Define the value of taking action $a$ in state $s$ under a policy $\pi$, denoted $q_\pi(s, a)$, as the expected return starting from $s$, taking the action $a$, and thereafter following policy $\pi$:

$$
q_\pi(s, a) \doteq \mathbb{E}_\pi[G_t | S_t = s, A_t = a] = \mathbb{E} \left[ \sum_{k=0}^{\infty}\gamma^k R_{t+k+1} \middle| S_t = s, A_t = a \right].
\tag{3.13}
$$

Call $q_\pi$ the _action-value function for policy $\pi$_.

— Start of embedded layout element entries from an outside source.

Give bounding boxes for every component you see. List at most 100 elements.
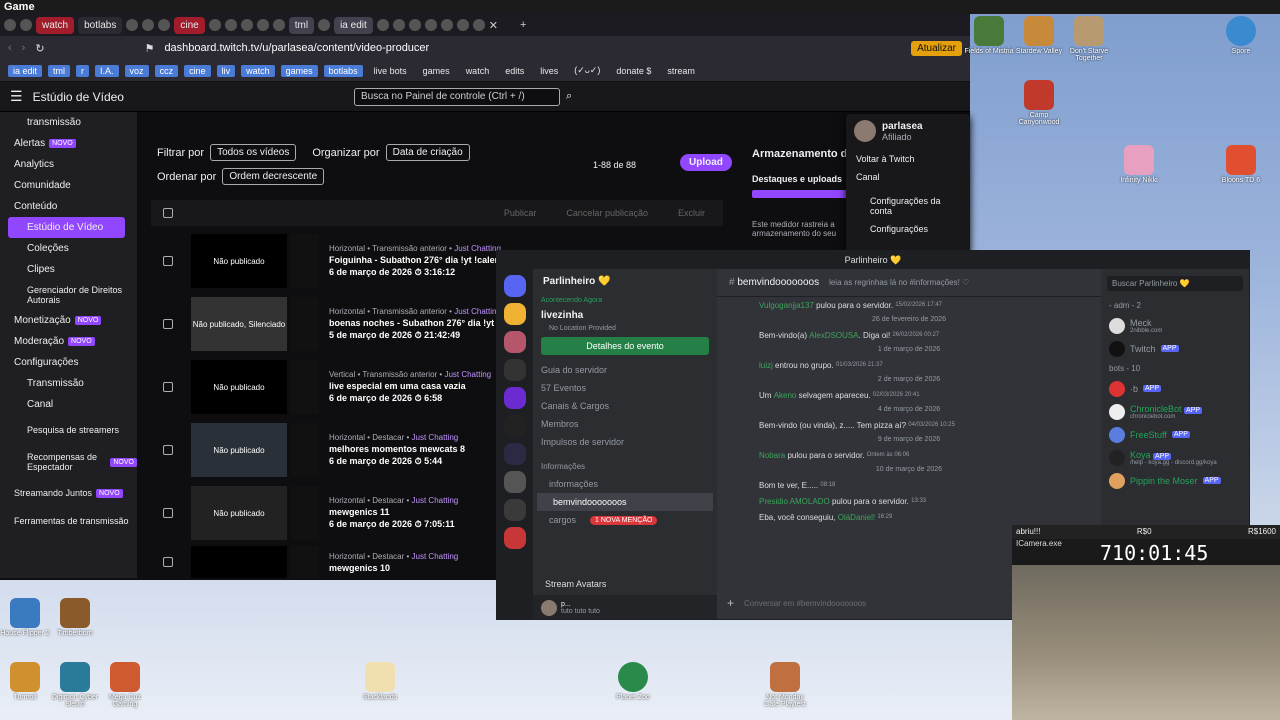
sidebar-item-stream-together[interactable]: Streamando Juntos NOVO (0, 479, 137, 507)
desktop-icon-house-flipper[interactable]: House Flipper 2 (0, 598, 50, 637)
menu-icon[interactable]: ☰ (10, 88, 23, 105)
reload-icon[interactable]: ↻ (35, 42, 44, 55)
desktop-icon-dont-starve[interactable]: Don't Starve Together (1064, 16, 1114, 62)
tab-icon[interactable] (318, 19, 331, 31)
category-info[interactable]: Informações (533, 457, 717, 475)
sidebar-item-streamer-search[interactable]: Pesquisa de streamers (0, 415, 137, 445)
desktop-icon-digimon[interactable]: Digimon Cyber Sleuth (50, 662, 100, 708)
member-item[interactable]: ·b APP (1101, 377, 1249, 400)
sidebar-item-copyright[interactable]: Gerenciador de Direitos Autorais (0, 280, 137, 310)
sidebar-item-collections[interactable]: Coleções (0, 238, 137, 259)
server-icon[interactable] (504, 359, 526, 381)
tab-icon[interactable] (224, 19, 237, 31)
tab-icon[interactable] (126, 19, 139, 31)
row-checkbox[interactable] (163, 319, 173, 329)
tab-icon[interactable] (4, 19, 16, 31)
row-category[interactable]: Just Chatting (412, 433, 459, 442)
sidebar-item-moderation[interactable]: Moderação NOVO (0, 331, 137, 352)
tab-icon[interactable] (142, 19, 155, 31)
thumbnail[interactable]: Não publicado (191, 423, 287, 477)
sidebar-item-channel[interactable]: Canal (0, 394, 137, 415)
sidebar-item[interactable]: transmissão (0, 112, 137, 133)
row-category[interactable]: Just Chatting (454, 244, 501, 253)
tab-icon[interactable] (208, 19, 221, 31)
row-category[interactable]: Just Chatting (454, 307, 501, 316)
bookmark-item[interactable]: live bots (369, 65, 412, 77)
server-icon[interactable] (504, 471, 526, 493)
bookmark-item[interactable]: ia edit (8, 64, 43, 77)
sidebar-item-community[interactable]: Comunidade (0, 175, 137, 196)
member-item[interactable]: Pippin the Moser APP (1101, 469, 1249, 492)
bookmark-item[interactable]: cine (184, 64, 211, 77)
member-item[interactable]: FreeStuff APP (1101, 423, 1249, 446)
desktop-icon-fields-of-mistria[interactable]: Fields of Mistria (964, 16, 1014, 55)
tab-icon[interactable] (240, 19, 253, 31)
bookmark-item[interactable]: watch (461, 65, 495, 77)
message-user[interactable]: Vulgoganjja137 (759, 301, 814, 310)
bookmark-item[interactable]: (✓ᴗ✓) (569, 64, 605, 77)
message-user[interactable]: Nobara (759, 451, 785, 460)
message-user[interactable]: luizj (759, 361, 773, 370)
bookmark-item[interactable]: watch (241, 64, 275, 77)
bookmark-item[interactable]: donate $ (611, 65, 656, 77)
channel-boosts[interactable]: Impulsos de servidor (533, 433, 717, 451)
thumbnail[interactable]: Não publicado, Silenciado (191, 297, 287, 351)
bookmark-item[interactable]: games (280, 64, 318, 77)
row-checkbox[interactable] (163, 445, 173, 455)
channel-info[interactable]: informações (533, 475, 717, 493)
sidebar-item-analytics[interactable]: Analytics (0, 154, 137, 175)
tab-watch[interactable]: watch (36, 16, 75, 34)
tab-botlabs[interactable]: botlabs (78, 16, 123, 34)
back-icon[interactable]: ‹ (8, 42, 12, 54)
filter-select[interactable]: Todos os vídeos (210, 144, 297, 161)
row-title[interactable]: mewgenics 10 (329, 563, 458, 573)
row-checkbox[interactable] (163, 557, 173, 567)
tab-cine[interactable]: cine (174, 16, 205, 34)
bookmark-icon[interactable]: ⚑ (145, 42, 155, 55)
row-title[interactable]: mewgenics 11 (329, 507, 458, 517)
server-icon[interactable] (504, 415, 526, 437)
message-user[interactable]: Akeno (774, 391, 797, 400)
tab-icon[interactable] (424, 19, 437, 31)
sidebar-item-stream[interactable]: Transmissão (0, 373, 137, 394)
desktop-icon-bloons[interactable]: Bloons TD 6 (1216, 145, 1266, 184)
bookmark-item[interactable]: botlabs (323, 64, 363, 77)
dropdown-settings[interactable]: Configurações (846, 218, 970, 234)
url-field[interactable]: dashboard.twitch.tv/u/parlasea/content/v… (164, 42, 901, 54)
tab-icon[interactable] (158, 19, 171, 31)
avatar[interactable] (541, 600, 557, 616)
channel-guide[interactable]: Guia do servidor (533, 361, 717, 379)
row-category[interactable]: Just Chatting (444, 370, 491, 379)
server-icon[interactable] (504, 303, 526, 325)
bookmark-item[interactable]: voz (124, 64, 149, 77)
bookmark-item[interactable]: games (418, 65, 455, 77)
desktop-icon-stacklands[interactable]: Stacklands (355, 662, 405, 701)
forward-icon[interactable]: › (22, 42, 26, 54)
member-item[interactable]: Koya APP/help - koya.gg - discord.gg/koy… (1101, 446, 1249, 469)
sidebar-item-monetization[interactable]: Monetização NOVO (0, 310, 137, 331)
tab-ia-edit[interactable]: ia edit (334, 16, 373, 34)
server-icon[interactable] (504, 331, 526, 353)
row-checkbox[interactable] (163, 382, 173, 392)
thumbnail[interactable]: Não publicado (191, 234, 287, 288)
tab-icon[interactable] (440, 19, 453, 31)
row-category[interactable]: Just Chatting (412, 552, 459, 561)
desktop-icon-spore[interactable]: Spore (1216, 16, 1266, 55)
message-input[interactable]: + Conversar em #bemvindooooooos (727, 591, 1007, 615)
publish-button[interactable]: Publicar (504, 208, 537, 218)
thumbnail[interactable]: Não publicado (191, 486, 287, 540)
sidebar-item-clips[interactable]: Clipes (0, 259, 137, 280)
desktop-icon-infinity-nikki[interactable]: Infinity Nikki (1114, 145, 1164, 184)
server-search[interactable]: Buscar Parlinheiro 💛 (1107, 275, 1243, 291)
tab-icon[interactable] (376, 19, 389, 31)
row-title[interactable]: live especial em uma casa vazia (329, 381, 491, 391)
dropdown-account-settings[interactable]: Configurações da conta (846, 184, 970, 218)
order-select[interactable]: Ordem decrescente (222, 168, 325, 185)
desktop-icon-timberborn[interactable]: Timberborn (50, 598, 100, 637)
server-icon[interactable] (504, 387, 526, 409)
desktop-icon-turmoil[interactable]: Turmoil (0, 662, 50, 701)
sidebar-item-content[interactable]: Conteúdo (0, 196, 137, 217)
member-item[interactable]: ChronicleBot APP chroniclebot.com (1101, 400, 1249, 423)
server-icon[interactable] (504, 443, 526, 465)
bookmark-item[interactable]: edits (500, 65, 529, 77)
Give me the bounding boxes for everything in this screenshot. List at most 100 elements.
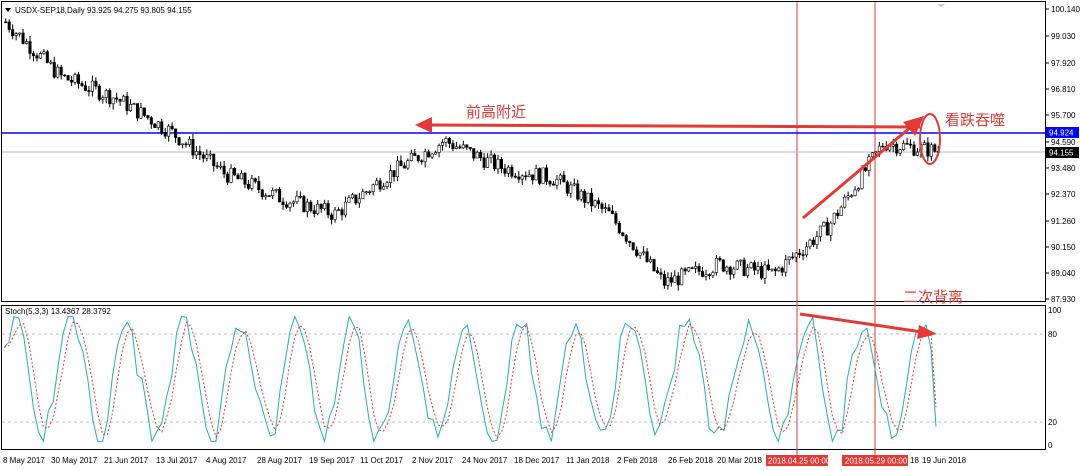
candle-body (631, 242, 635, 251)
price-y-tick-label: 87.930 (1051, 295, 1076, 304)
candle-body (850, 195, 854, 197)
candle-body (122, 95, 126, 102)
candle-body (503, 168, 507, 174)
candle-body (475, 152, 479, 159)
candle-body (330, 214, 334, 220)
candle-body (659, 272, 663, 275)
candle-body (600, 203, 604, 209)
candle-body (174, 128, 178, 138)
candle-body (253, 178, 257, 182)
candle-body (458, 146, 462, 149)
second-divergence-label: 二次背离 (903, 288, 963, 306)
candle-body (468, 147, 472, 149)
candle-body (822, 221, 826, 227)
candle-body (409, 152, 413, 161)
candle-body (28, 41, 32, 54)
candle-body (11, 29, 15, 37)
candle-body (697, 266, 701, 272)
candle-body (787, 256, 791, 260)
candle-body (565, 181, 569, 194)
candle-body (836, 212, 840, 216)
candle-body (385, 182, 389, 187)
x-tick-label: 2018.04.25 00:00 (768, 457, 831, 466)
candle-body (642, 251, 646, 254)
candle-body (839, 206, 843, 216)
candle-body (673, 275, 677, 283)
candle-body (486, 157, 490, 168)
candle-body (915, 151, 919, 156)
candle-body (780, 267, 784, 273)
candle-body (447, 138, 451, 144)
candle-body (545, 167, 549, 182)
candle-body (302, 196, 306, 212)
x-tick-label: 26 Feb 2018 (668, 456, 713, 465)
candle-body (621, 232, 625, 236)
candle-body (295, 195, 299, 203)
candle-body (149, 117, 153, 125)
symbol-header: USDX-SEP18,Daily 93.925 94.275 93.805 94… (15, 6, 192, 15)
x-tick-label: 11 Oct 2017 (360, 456, 404, 465)
candle-body (87, 90, 91, 92)
candle-body (739, 259, 743, 262)
chart: USDX-SEP18,Daily 93.925 94.275 93.805 94… (1, 1, 1080, 466)
candle-body (666, 277, 670, 286)
candle-body (676, 275, 680, 286)
candle-body (531, 174, 535, 181)
candle-body (4, 21, 8, 24)
candle-body (482, 157, 486, 168)
candle-body (257, 181, 261, 191)
x-tick-label: 4 Aug 2017 (206, 456, 247, 465)
candle-body (413, 152, 417, 156)
candle-body (233, 167, 237, 176)
candle-body (534, 168, 538, 181)
price-y-tick-label: 90.150 (1051, 243, 1076, 252)
candle-body (212, 153, 216, 167)
candle-body (652, 259, 656, 272)
candle-body (756, 266, 760, 271)
candle-body (271, 190, 275, 197)
candle-body (583, 190, 587, 203)
candle-body (340, 209, 344, 216)
candle-body (416, 155, 420, 162)
candle-body (309, 201, 313, 211)
candle-body (728, 266, 732, 275)
candle-body (274, 188, 278, 191)
price-y-tick-label: 99.030 (1051, 32, 1076, 41)
candle-body (929, 144, 933, 157)
candle-body (711, 272, 715, 276)
candle-body (614, 213, 618, 224)
candle-body (104, 90, 108, 98)
candle-body (451, 143, 455, 149)
candle-body (371, 184, 375, 193)
candle-body (219, 165, 223, 168)
candle-body (83, 85, 87, 91)
candle-body (662, 274, 666, 286)
candle-body (399, 160, 403, 167)
candle-body (635, 249, 639, 256)
candle-body (603, 207, 607, 209)
candle-body (645, 251, 649, 263)
candle-body (364, 191, 368, 194)
candle-body (517, 176, 521, 180)
candle-body (198, 151, 202, 156)
candle-body (541, 167, 545, 184)
price-y-tick-label: 96.810 (1051, 85, 1076, 94)
x-tick-label: 18 (910, 456, 919, 465)
candle-body (423, 151, 427, 163)
candle-body (454, 146, 458, 149)
candle-body (392, 170, 396, 178)
candle-body (687, 267, 691, 272)
candle-body (420, 160, 424, 163)
candle-body (14, 33, 18, 37)
candle-body (520, 175, 524, 180)
candle-body (191, 138, 195, 156)
candle-body (201, 154, 205, 159)
candle-body (818, 225, 822, 237)
candle-body (493, 154, 497, 170)
candle-body (35, 55, 39, 59)
stoch-axis: 100 80 20 0 (1048, 306, 1062, 450)
candle-body (694, 266, 698, 269)
candle-body (794, 252, 798, 258)
candle-body (628, 240, 632, 244)
candle-body (260, 189, 264, 198)
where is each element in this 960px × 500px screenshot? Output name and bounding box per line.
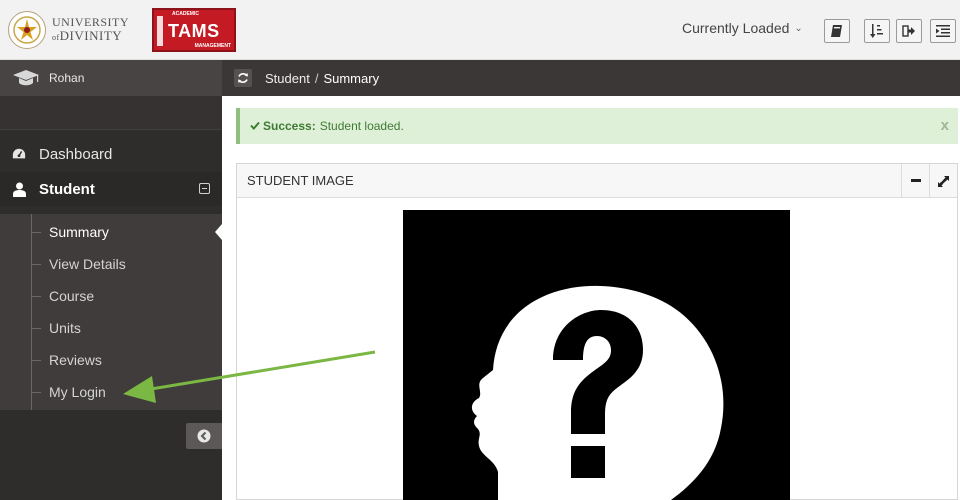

For any policy $\pi$ and any state $s$, the following consistency condition holds between the value of $s$ and the value o its possible successor states: (The _Bellman equation for $v_\pi$_)

$$
\begin{align*}
v_\pi(s) & \doteq \mathbb{E}_\pi \left[ G_T \middle| S_t = s \right] \\
& = \sum_{a} \pi \left( a \middle| s \right) \sum_{s', r} p \left( s', r \middle| s, a \right) \left[ r + \gamma v_\pi(s') \right], \text{ for all $s \in \mathcal{S}$,} 
\tag{3.14}
\end{align*}
$$

The equation states that the value of the start state must equal the (discounted) value of the expected next state, plus the reward expected along the way. 

### Example 3.6: Golf

- Reward: -1 for each stroke until we hit the ball into the hole.
- State: location of the ball.
- Value of a state: negative of the number of strokes to the hole from that location.
- Actions: how we aim and swing at the ball and which club we select.